Текст книги "Розы и тернии"
Автор книги: Николай Алексеев
Жанр: Историческая литература, Современная проза
Возрастные ограничения: +12
сообщить о неприемлемом содержимом
Текущая страница: 8 (всего у книги 17 страниц)
XXVIII. Решился
Крутит метелица, завывает ветер, бьют снежные хлопья в переборчатые окна. Прислушивается молодой князь Алексей Фомич к голосу бури, и кажется ему, что это тоскует природа по давно погибшему лету, горюет, вспоминая знойную ласку солнечного луча. Кажется ему, что в его сердце родится отзвук этому плачу зимней бури – ведь и он тоскует по минувшим дням счастья, горюет по жарким ласкам своей любы.
Давно злится погода – уже несколько дней, как буря разве лишь на час какой-нибудь затихала, давно грустит молодец, не видя милой своей: с той самой поры, как пошли морозы покруче. Зимой – не летом, не побежишь в одном сарафане к милому на свиданье; мало-мало, а хоть телогреечку меховую накинуть надо, а ее тайком не накинешь. Так и приходится Аленушке день-деньской сидеть одинокой в своей горенке, посматривать тоскливо за оконце, как пташка за решетку клетки, да порою ронять слезки алмазные, а ему, князю Алексею, остаются только думы о своей зазнобушке да на судьбу свою сетованья жалкие.
А все-таки он, по привычке или в надежде на случай счастливый, каждый день коня седлает, едет к усадебке Шестуновых.
Спешит он всякий раз так, как будто милая его давным-давно уже там поджидает, и чем ближе к усадьбе, тем больше коня понукает, и сердце надеждою бьется, что, авось, ухитрилась красотка и ждет его в нетерпенье. Но много раз приходилось ему грустным в Москву возвращаться, не повидавшись с милой.
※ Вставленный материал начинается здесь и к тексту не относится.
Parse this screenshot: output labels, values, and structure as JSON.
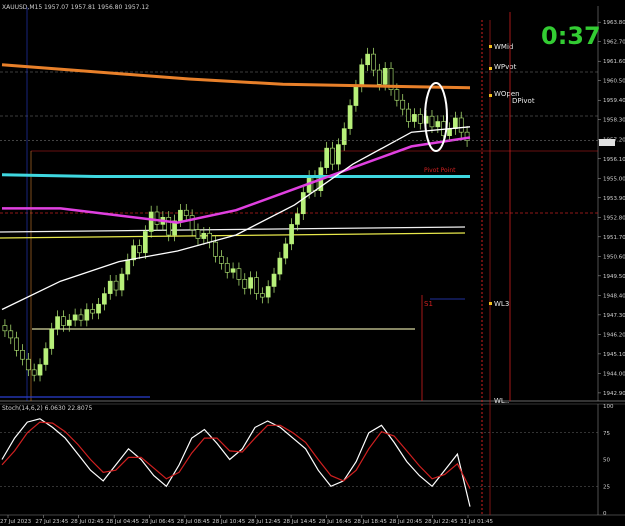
{
  "window": {
    "title": "XAUUSD,M15",
    "ohlc_text": "XAUUSD,M15  1957.07 1957.81 1956.80 1957.12",
    "osc_text": "Stoch(14,6,2) 6.0630 22.8075",
    "timer": "0:37",
    "level_labels": [
      "WMid",
      "WPvot",
      "WOpen",
      "DPivot",
      "WL3",
      "WL.."
    ],
    "red_axis_label": "S1",
    "red_small_text": "Pivot Point"
  },
  "colors": {
    "bg": "#000000",
    "candle": "#b8f07a",
    "orange_ma": "#e8802a",
    "yellow_line": "#e8e84c",
    "cream_line": "#f6d9b0",
    "cyan_ma": "#3fd8e0",
    "magenta_ma": "#e040e0",
    "blue_ma": "#2a3fd0",
    "white_line": "#ffffff",
    "red_level": "#d02020",
    "timer": "#33cc33",
    "stoch_main": "#ffffff",
    "stoch_signal": "#d02020"
  },
  "chart_data": [
    {
      "type": "line",
      "title": "XAUUSD,M15",
      "xlabel": "",
      "ylabel": "",
      "x_ticks": [
        "27 Jul 2023",
        "27 Jul 23:45",
        "28 Jul 02:45",
        "28 Jul 04:45",
        "28 Jul 06:45",
        "28 Jul 08:45",
        "28 Jul 10:45",
        "28 Jul 12:45",
        "28 Jul 14:45",
        "28 Jul 16:45",
        "28 Jul 18:45",
        "28 Jul 20:45",
        "28 Jul 22:45",
        "31 Jul 01:45"
      ],
      "y_ticks": [
        1942.9,
        1944.0,
        1945.1,
        1946.2,
        1947.3,
        1948.4,
        1949.5,
        1950.6,
        1951.7,
        1952.8,
        1953.9,
        1955.0,
        1956.1,
        1957.2,
        1958.3,
        1959.4,
        1960.5,
        1961.6,
        1962.7,
        1963.8
      ],
      "ylim": [
        1942.5,
        1964.6
      ],
      "current_price": 1957.12,
      "candle_close": [
        1946.4,
        1946.0,
        1945.3,
        1944.8,
        1944.2,
        1943.9,
        1944.5,
        1945.4,
        1946.5,
        1947.2,
        1946.7,
        1947.0,
        1947.3,
        1947.0,
        1947.6,
        1947.4,
        1947.9,
        1948.5,
        1949.2,
        1948.7,
        1949.6,
        1950.4,
        1951.2,
        1950.8,
        1952.0,
        1953.1,
        1952.4,
        1952.8,
        1951.8,
        1952.6,
        1953.2,
        1952.9,
        1952.1,
        1951.6,
        1951.9,
        1951.4,
        1950.6,
        1950.2,
        1949.7,
        1949.9,
        1949.3,
        1948.8,
        1949.4,
        1948.5,
        1948.3,
        1948.9,
        1949.6,
        1950.5,
        1951.3,
        1952.4,
        1953.0,
        1954.2,
        1955.1,
        1954.3,
        1955.6,
        1956.7,
        1955.8,
        1956.9,
        1957.8,
        1959.1,
        1960.2,
        1961.4,
        1962.0,
        1961.1,
        1960.3,
        1961.2,
        1960.0,
        1959.4,
        1958.9,
        1958.2,
        1958.6,
        1958.1,
        1958.5,
        1957.9,
        1958.2,
        1957.4,
        1957.8,
        1958.4,
        1957.6,
        1957.12
      ],
      "series": [
        {
          "name": "",
          "values": [
            1955.2,
            1955.1,
            1955.1,
            1955.1,
            1955.1,
            1955.1
          ]
        },
        {
          "name": "",
          "values": [
            1961.4,
            1961.0,
            1960.6,
            1960.3,
            1960.2,
            1960.1
          ]
        },
        {
          "name": "",
          "values": [
            1953.3,
            1953.3,
            1952.9,
            1952.5,
            1953.2,
            1954.4,
            1955.6,
            1956.8,
            1957.3
          ]
        },
        {
          "name": "",
          "values": [
            1947.6,
            1949.2,
            1950.3,
            1950.9,
            1951.8,
            1953.5,
            1955.8,
            1957.6,
            1957.9
          ]
        }
      ]
    },
    {
      "type": "line",
      "title": "Stoch(14,6,2) 6.0630 22.8075",
      "y_ticks": [
        0,
        25,
        50,
        75,
        100
      ],
      "ylim": [
        0,
        100
      ],
      "series": [
        {
          "name": "",
          "values": [
            50,
            70,
            85,
            88,
            80,
            70,
            55,
            40,
            30,
            45,
            60,
            50,
            35,
            25,
            45,
            70,
            78,
            65,
            50,
            60,
            80,
            86,
            80,
            70,
            60,
            40,
            25,
            30,
            48,
            75,
            82,
            66,
            48,
            35,
            25,
            40,
            55,
            6
          ]
        },
        {
          "name": "",
          "values": [
            45,
            58,
            75,
            85,
            84,
            76,
            64,
            50,
            38,
            40,
            52,
            52,
            42,
            32,
            38,
            56,
            70,
            70,
            58,
            57,
            70,
            82,
            82,
            75,
            66,
            50,
            35,
            30,
            40,
            60,
            76,
            72,
            58,
            44,
            32,
            36,
            46,
            22.8
          ]
        }
      ]
    }
  ]
}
Вот и сегодня он так же напрасно побывал у усадьбы Шестуновых: не пришла Аленушка. Сегодня он меньше, чем когда-либо, надеялся – уж очень погодушка разбушевалась, а между тем в этот раз ему тяжелей было, чем в иные разы. Приехал он домой, спрянул с коня, прошел в свою комнатку, сбросил занесенную снегом шубу на лавку, да тут же и уселся и задумался, прислушиваясь к завываниям ветра.
Чует он, что звучит в его сердце что-то, словно струна на гуслях, звучит жалобно, и, вторя тому, что в сердце звучит, просятся слова на уста, слова – что стоны горькие – слагаясь в песню печальную про доброго молодца да про зазнобушку его милую, злой судьбиною разлученных.
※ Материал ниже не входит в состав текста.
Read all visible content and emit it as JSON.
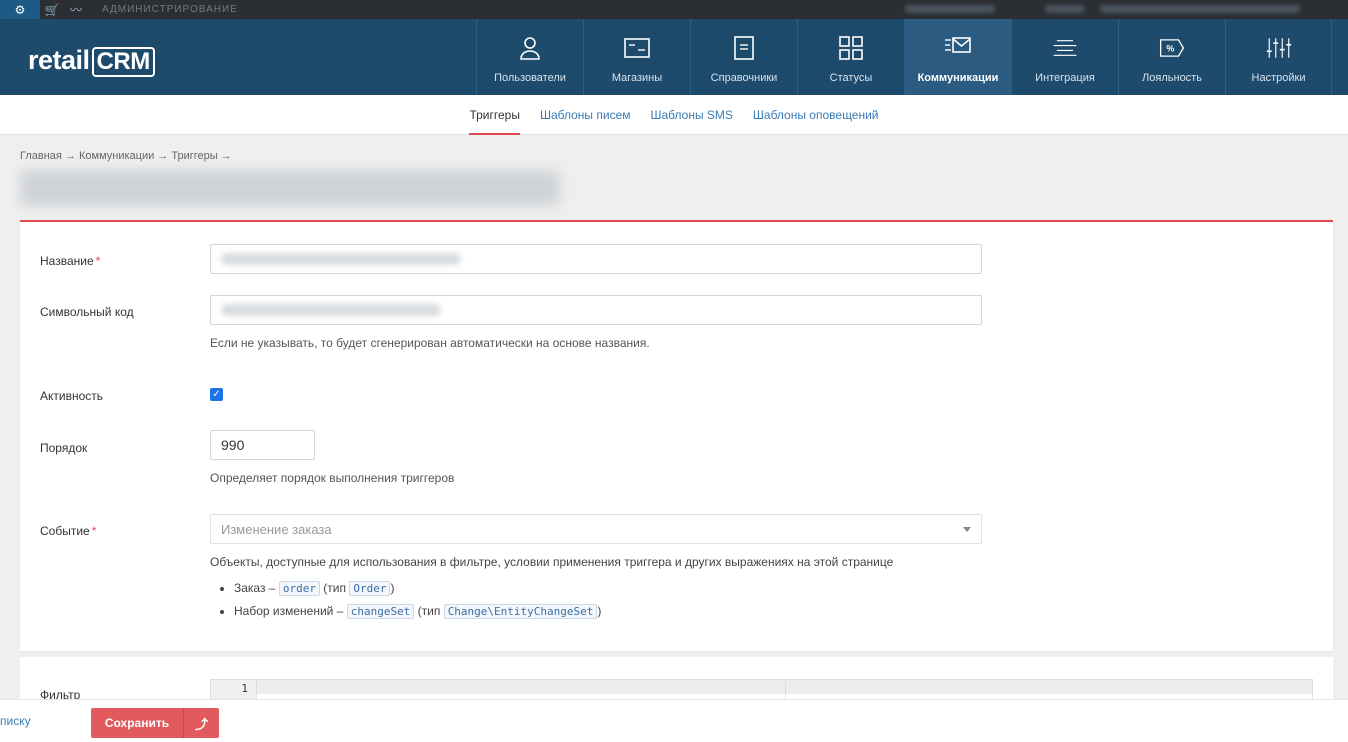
{
  "admin_strip": {
    "label": "АДМИНИСТРИРОВАНИЕ"
  },
  "logo": {
    "text": "retail",
    "crm": "CRM"
  },
  "nav": [
    {
      "label": "Пользователи",
      "icon": "user-icon"
    },
    {
      "label": "Магазины",
      "icon": "store-icon"
    },
    {
      "label": "Справочники",
      "icon": "book-icon"
    },
    {
      "label": "Статусы",
      "icon": "statuses-icon"
    },
    {
      "label": "Коммуникации",
      "icon": "communications-icon",
      "active": true
    },
    {
      "label": "Интеграция",
      "icon": "integration-icon"
    },
    {
      "label": "Лояльность",
      "icon": "loyalty-icon"
    },
    {
      "label": "Настройки",
      "icon": "settings-sliders-icon"
    }
  ],
  "subnav": [
    {
      "label": "Триггеры",
      "active": true
    },
    {
      "label": "Шаблоны писем"
    },
    {
      "label": "Шаблоны SMS"
    },
    {
      "label": "Шаблоны оповещений"
    }
  ],
  "breadcrumb": "Главная → Коммуникации → Триггеры →",
  "form": {
    "name_label": "Название",
    "code_label": "Символьный код",
    "code_hint": "Если не указывать, то будет сгенерирован автоматически на основе названия.",
    "active_label": "Активность",
    "active_checked": true,
    "order_label": "Порядок",
    "order_value": "990",
    "order_hint": "Определяет порядок выполнения триггеров",
    "event_label": "Событие",
    "event_placeholder": "Изменение заказа",
    "objects_hint": "Объекты, доступные для использования в фильтре, условии применения триггера и других выражениях на этой странице",
    "objects": [
      {
        "prefix": "Заказ – ",
        "var": "order",
        "type_prefix": " (тип ",
        "type": "Order",
        "suffix": ")"
      },
      {
        "prefix": "Набор изменений – ",
        "var": "changeSet",
        "type_prefix": " (тип ",
        "type": "Change\\EntityChangeSet",
        "suffix": ")"
      }
    ],
    "filter_label": "Фильтр",
    "editor_line": "1"
  },
  "bottom": {
    "back_link": "писку",
    "save_label": "Сохранить",
    "up_icon": "⤴"
  },
  "colors": {
    "header": "#1e4a6b",
    "accent": "#e04a50",
    "link": "#3b7bb3"
  }
}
И тянется песня эта – вот-вот конец, а на деле конец не слаживается.
Лил уж слезы добрый молодец, горько плакала его лебедушка-зазнобушка. А у добра молодца слезы, что роса, падали, а у ней, зазнобушки, что камни-алмазы сыпались. Тосковала красна девица, руки в злой тоске заламывала; ох! кручинился и молодец, опускал на грудь головушку, думу думал вековечную, как помочь беде лихой, как состроить так, чтоб весь век свой любоваться на зазнобушку, жить как голубь с голубкою. И надумал он…
Тут-то и обрывалась песня. Чуял Алексей, что по-прежнему звучит струна, поет, в словах излиться хочет, да не мог он слов подобрать, не находил ответа, как обратить тоску доброго молодца в радость великую. И понимал молодой князь, что, найди он конец, удачный для песни, покончит он и со своей кручиной, найдет чем помочь горю своему.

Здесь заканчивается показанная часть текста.